Sen. Brian Kelsey is sponsoring a measure to give voters the chance to end, once and for all, the long-running debate over whether an income tax is constitutional in the state of Tennessee.
But the conservative Germantown Republican said Monday he opposes a House amendment added to his resolution last week that would additionally cap the state sales tax in the process of outlawing the income tax.
Its real purpose, he alleges, is to ensure that the anti-income tax language never ends up on a Tennessee general election ballot.
“The process for amending the constitution in Tennessee is very difficult. It requires a simple majority vote in the House and Senate the first go-round — but it also requires a two-thirds vote the second go-round” before it can go to the people, Kelsey told TNReport. “(Naifeh’s) amendment was put on to make sure there wouldn’t be a two-thirds vote.”
Kelsey suspects Naifeh’s motivation for adding the amendment is to “leave the door open for an income tax” down the road. The former House speaker famously tried mightily — but ultimately failed — to push a tax on work-earnings through the Legislature in the late 1990s and early 2000s.

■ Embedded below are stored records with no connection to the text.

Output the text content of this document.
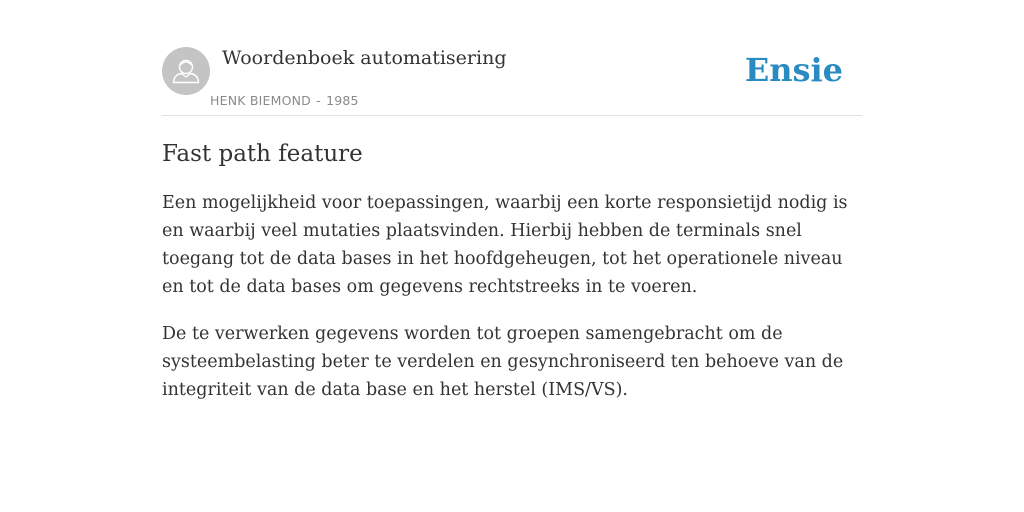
Woordenboek automatisering
HENK BIEMOND - 1985
Ensie
Fast path feature

Een mogelijkheid voor toepassingen, waarbij een korte responsietijd nodig is en waarbij veel mutaties plaatsvinden. Hierbij hebben de terminals snel toegang tot de data bases in het hoofdgeheugen, tot het operationele niveau en tot de data bases om gegevens rechtstreeks in te voeren.

De te verwerken gegevens worden tot groepen samengebracht om de systeembelasting beter te verdelen en gesynchroniseerd ten behoeve van de integriteit van de data base en het herstel (IMS/VS).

Kelsey added, however, that he is not at all opposed to capping the sales tax at its current combined state-and-local rate of 9.75 percent. He said he’d fully back that effort as a separate constitutional amendment.
The anti-income tax resolution, SJR 18, has already been approved by the Senate, 28-5. It is scheduled for a hearing this afternoon in the House Finance Ways & Means Committee.